Yes—VoiceThread is a great tool for annotating video, and it would work well regardless of whether students were completing the activity during class time or asynchronously. However, there are a few things you should consider before setting up this type of activity: how VoiceThread displays comments on a video, playback time for comments (which can be really long in a larger class), and whether you want to grade the activity.
How VoiceThread displays comments added to a video
With an annotated video, VoiceThread will first play the entire video, then play each individual comment at its end chronologically, based on where it was inserted in the video’s timeline, over a screenshot of that point in the video. You’ll see dots on the video’s timeline that indicate a comment has been added at that specific point, and instead of playing the entire video first, you can click a dot to go right to a specific comment. In sum, VoiceThread doesn’t display comments as a video plays; you view comments when the video is stopped at a specific point.
For those who want to see this in action, I’ve added text comments to a sample presentation with some embedded YouTube videos.

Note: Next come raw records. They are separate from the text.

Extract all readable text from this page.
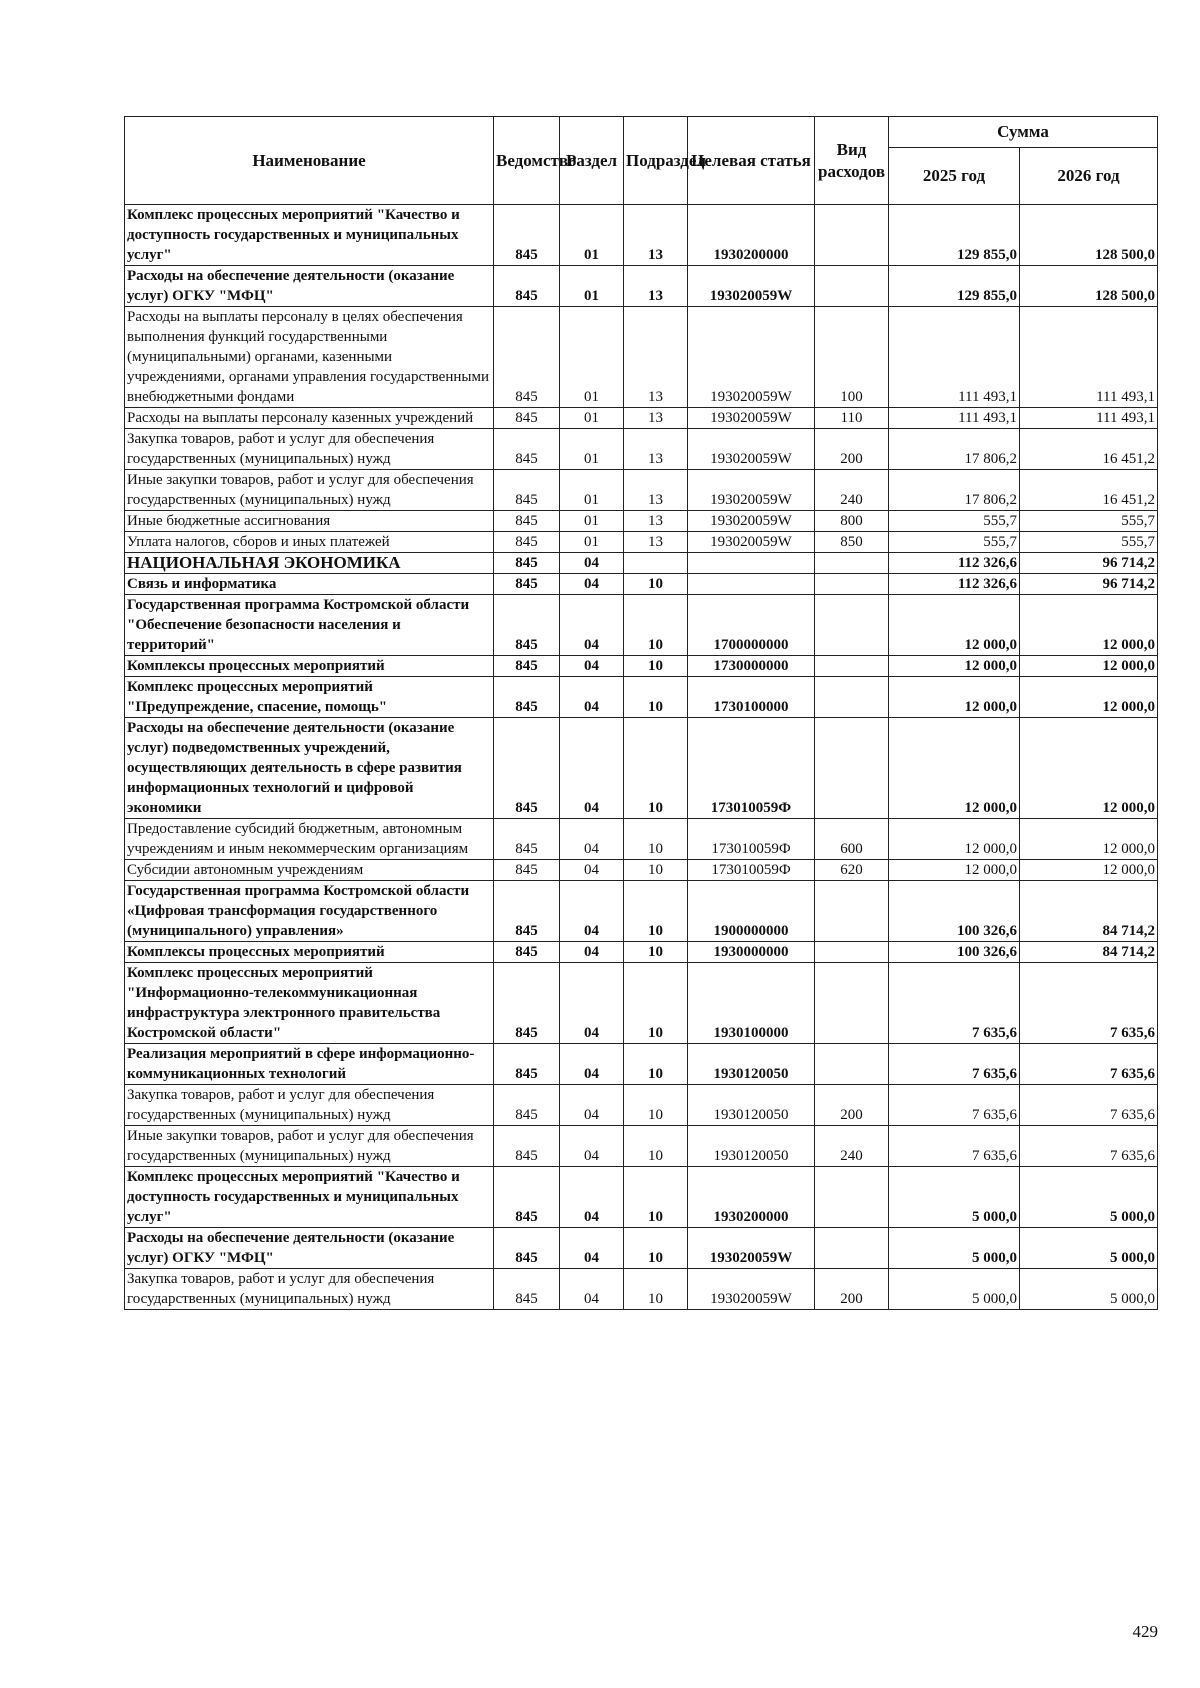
Наименование	Ведомство	Раздел	Подраздел	Целевая статья	Вид расходов	Сумма	
						2025 год	2026 год
Комплекс процессных мероприятий "Качество и доступность государственных и муниципальных услуг"	845	01	13	1930200000		129 855,0	128 500,0
Расходы на обеспечение деятельности (оказание услуг) ОГКУ "МФЦ"	845	01	13	193020059W		129 855,0	128 500,0
Расходы на выплаты персоналу в целях обеспечения выполнения функций государственными (муниципальными) органами, казенными учреждениями, органами управления государственными внебюджетными фондами	845	01	13	193020059W	100	111 493,1	111 493,1
Расходы на выплаты персоналу казенных учреждений	845	01	13	193020059W	110	111 493,1	111 493,1
Закупка товаров, работ и услуг для обеспечения государственных (муниципальных) нужд	845	01	13	193020059W	200	17 806,2	16 451,2
Иные закупки товаров, работ и услуг для обеспечения государственных (муниципальных) нужд	845	01	13	193020059W	240	17 806,2	16 451,2
Иные бюджетные ассигнования	845	01	13	193020059W	800	555,7	555,7
Уплата налогов, сборов и иных платежей	845	01	13	193020059W	850	555,7	555,7
НАЦИОНАЛЬНАЯ ЭКОНОМИКА	845	04				112 326,6	96 714,2
Связь и информатика	845	04	10			112 326,6	96 714,2
Государственная программа Костромской области "Обеспечение безопасности населения и территорий"	845	04	10	1700000000		12 000,0	12 000,0
Комплексы процессных мероприятий	845	04	10	1730000000		12 000,0	12 000,0
Комплекс процессных мероприятий "Предупреждение, спасение, помощь"	845	04	10	1730100000		12 000,0	12 000,0
Расходы на обеспечение деятельности (оказание услуг) подведомственных учреждений, осуществляющих деятельность в сфере развития информационных технологий и цифровой экономики	845	04	10	173010059Ф		12 000,0	12 000,0
Предоставление субсидий бюджетным, автономным учреждениям и иным некоммерческим организациям	845	04	10	173010059Ф	600	12 000,0	12 000,0
Субсидии автономным учреждениям	845	04	10	173010059Ф	620	12 000,0	12 000,0
Государственная программа Костромской области «Цифровая трансформация государственного (муниципального) управления»	845	04	10	1900000000		100 326,6	84 714,2
Комплексы процессных мероприятий	845	04	10	1930000000		100 326,6	84 714,2
Комплекс процессных мероприятий "Информационно-телекоммуникационная инфраструктура электронного правительства Костромской области"	845	04	10	1930100000		7 635,6	7 635,6
Реализация мероприятий в сфере информационно-коммуникационных технологий	845	04	10	1930120050		7 635,6	7 635,6
Закупка товаров, работ и услуг для обеспечения государственных (муниципальных) нужд	845	04	10	1930120050	200	7 635,6	7 635,6
Иные закупки товаров, работ и услуг для обеспечения государственных (муниципальных) нужд	845	04	10	1930120050	240	7 635,6	7 635,6
Комплекс процессных мероприятий "Качество и доступность государственных и муниципальных услуг"	845	04	10	1930200000		5 000,0	5 000,0
Расходы на обеспечение деятельности (оказание услуг) ОГКУ "МФЦ"	845	04	10	193020059W		5 000,0	5 000,0
Закупка товаров, работ и услуг для обеспечения государственных (муниципальных) нужд	845	04	10	193020059W	200	5 000,0	5 000,0
429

Feel free to add some of your own comments to it if you’d like to do some testing!
Playback time for comments
Consider that reviewing audio/video comments can be kind of a slow process; it definitely takes longer than reviewing feedback comments given by text. For this reason, some faculty opt to restrict students to only adding text comments on a VoiceThread. You can find the option for restricting comment types in a VoiceThread presentation’s playback settings; also check out VoiceThread’s What Does Each Playback Setting Mean page for detailed information.
Grading a video annotation assignment
This is really just an FYI: If you want to make annotating a video a graded assignment, you can set it up as a “Comment” assignment in your Canvas course using VoiceThread’s Assignment Builder feature. Then, you’ll be able to give students grades and feedback on their annotations right within your course, and you’ll have the option to set a minimum number of comments students are required to add.